There have been countless times that I wasn’t able to go do things with my friends because I didn’t have someone to watch Mila or it conflicted with naps or bedtime. Our lives literally revolve around naps and bedtime; throw that off, and we all pay the price. No thanks! Or there were times that I actually went anyway and had to bring her, but wished I hadn’t even gone because it was so overwhelming and stressful that it wasn’t even fun. Sometimes it just feels way easier to stay home. It’s not that I don’t want to participate, because trust me, I want to more than anything. It’s just that it requires so much work to do so, that it rarely feels worth it. So… to my friends without kids, and to my friends who I may not speak to as much anymore, I’m sorry! I still love you, and I haven’t forgotten you – I am just drowning in motherhood. One day you will understand, and know that I will be here if you need me.

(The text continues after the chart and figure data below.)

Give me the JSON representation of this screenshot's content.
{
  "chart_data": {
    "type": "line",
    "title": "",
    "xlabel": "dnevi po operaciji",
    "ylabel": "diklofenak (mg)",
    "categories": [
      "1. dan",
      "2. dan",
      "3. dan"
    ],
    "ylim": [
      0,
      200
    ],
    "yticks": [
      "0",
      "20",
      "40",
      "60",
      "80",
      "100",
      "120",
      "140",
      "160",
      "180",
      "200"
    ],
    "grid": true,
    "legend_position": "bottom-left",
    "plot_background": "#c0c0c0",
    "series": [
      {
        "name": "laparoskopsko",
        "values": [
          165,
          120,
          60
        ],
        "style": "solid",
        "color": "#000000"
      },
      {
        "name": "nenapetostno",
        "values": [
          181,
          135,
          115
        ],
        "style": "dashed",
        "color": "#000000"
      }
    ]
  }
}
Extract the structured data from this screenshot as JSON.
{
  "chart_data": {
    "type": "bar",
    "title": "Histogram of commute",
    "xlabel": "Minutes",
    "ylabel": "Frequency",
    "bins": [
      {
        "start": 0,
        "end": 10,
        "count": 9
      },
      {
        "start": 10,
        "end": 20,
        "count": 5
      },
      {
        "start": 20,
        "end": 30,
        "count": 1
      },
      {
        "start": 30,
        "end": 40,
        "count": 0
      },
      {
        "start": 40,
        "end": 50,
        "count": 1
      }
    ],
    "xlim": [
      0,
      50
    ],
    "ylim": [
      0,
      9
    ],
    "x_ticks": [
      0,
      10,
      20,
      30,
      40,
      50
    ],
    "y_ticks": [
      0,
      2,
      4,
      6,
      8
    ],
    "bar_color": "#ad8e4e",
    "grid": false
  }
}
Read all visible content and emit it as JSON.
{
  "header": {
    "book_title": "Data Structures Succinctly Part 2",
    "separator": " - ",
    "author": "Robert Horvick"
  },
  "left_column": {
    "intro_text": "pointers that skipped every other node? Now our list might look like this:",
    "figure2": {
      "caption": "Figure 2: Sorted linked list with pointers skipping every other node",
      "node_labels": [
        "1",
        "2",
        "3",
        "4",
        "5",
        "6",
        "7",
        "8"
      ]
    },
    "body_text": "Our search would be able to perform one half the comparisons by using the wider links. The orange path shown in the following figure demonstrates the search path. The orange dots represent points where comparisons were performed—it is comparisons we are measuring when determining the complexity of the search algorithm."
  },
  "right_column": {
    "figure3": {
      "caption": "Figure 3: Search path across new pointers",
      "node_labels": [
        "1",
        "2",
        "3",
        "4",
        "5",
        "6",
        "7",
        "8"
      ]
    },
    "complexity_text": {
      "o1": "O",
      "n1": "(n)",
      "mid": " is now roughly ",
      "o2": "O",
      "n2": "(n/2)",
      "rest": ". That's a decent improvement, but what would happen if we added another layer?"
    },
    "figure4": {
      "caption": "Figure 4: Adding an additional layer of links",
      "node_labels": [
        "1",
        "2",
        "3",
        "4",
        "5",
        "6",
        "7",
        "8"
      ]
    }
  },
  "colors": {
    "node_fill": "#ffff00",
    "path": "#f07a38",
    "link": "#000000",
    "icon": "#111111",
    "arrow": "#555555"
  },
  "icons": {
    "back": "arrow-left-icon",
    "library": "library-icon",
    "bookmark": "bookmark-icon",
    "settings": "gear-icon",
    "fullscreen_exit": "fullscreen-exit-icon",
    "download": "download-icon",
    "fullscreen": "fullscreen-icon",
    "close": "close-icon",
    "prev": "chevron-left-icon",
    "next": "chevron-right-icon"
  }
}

Originally, I had planned on spacing out our children by two and a half years, which means we would need to be trying NOW for our next. Holy smokes! Not happening!! Will I go through it again eventually to give Mila a sibling, God willing? Absolutely! Will it all be worth it again? One hundred and fifty percent. Am I ready right now mentally or physically? Not a chance! So for now, I am going to finish getting my feet on the ground, focus on some self-care, and enjoy my time with little miss Mila as an only child, for now!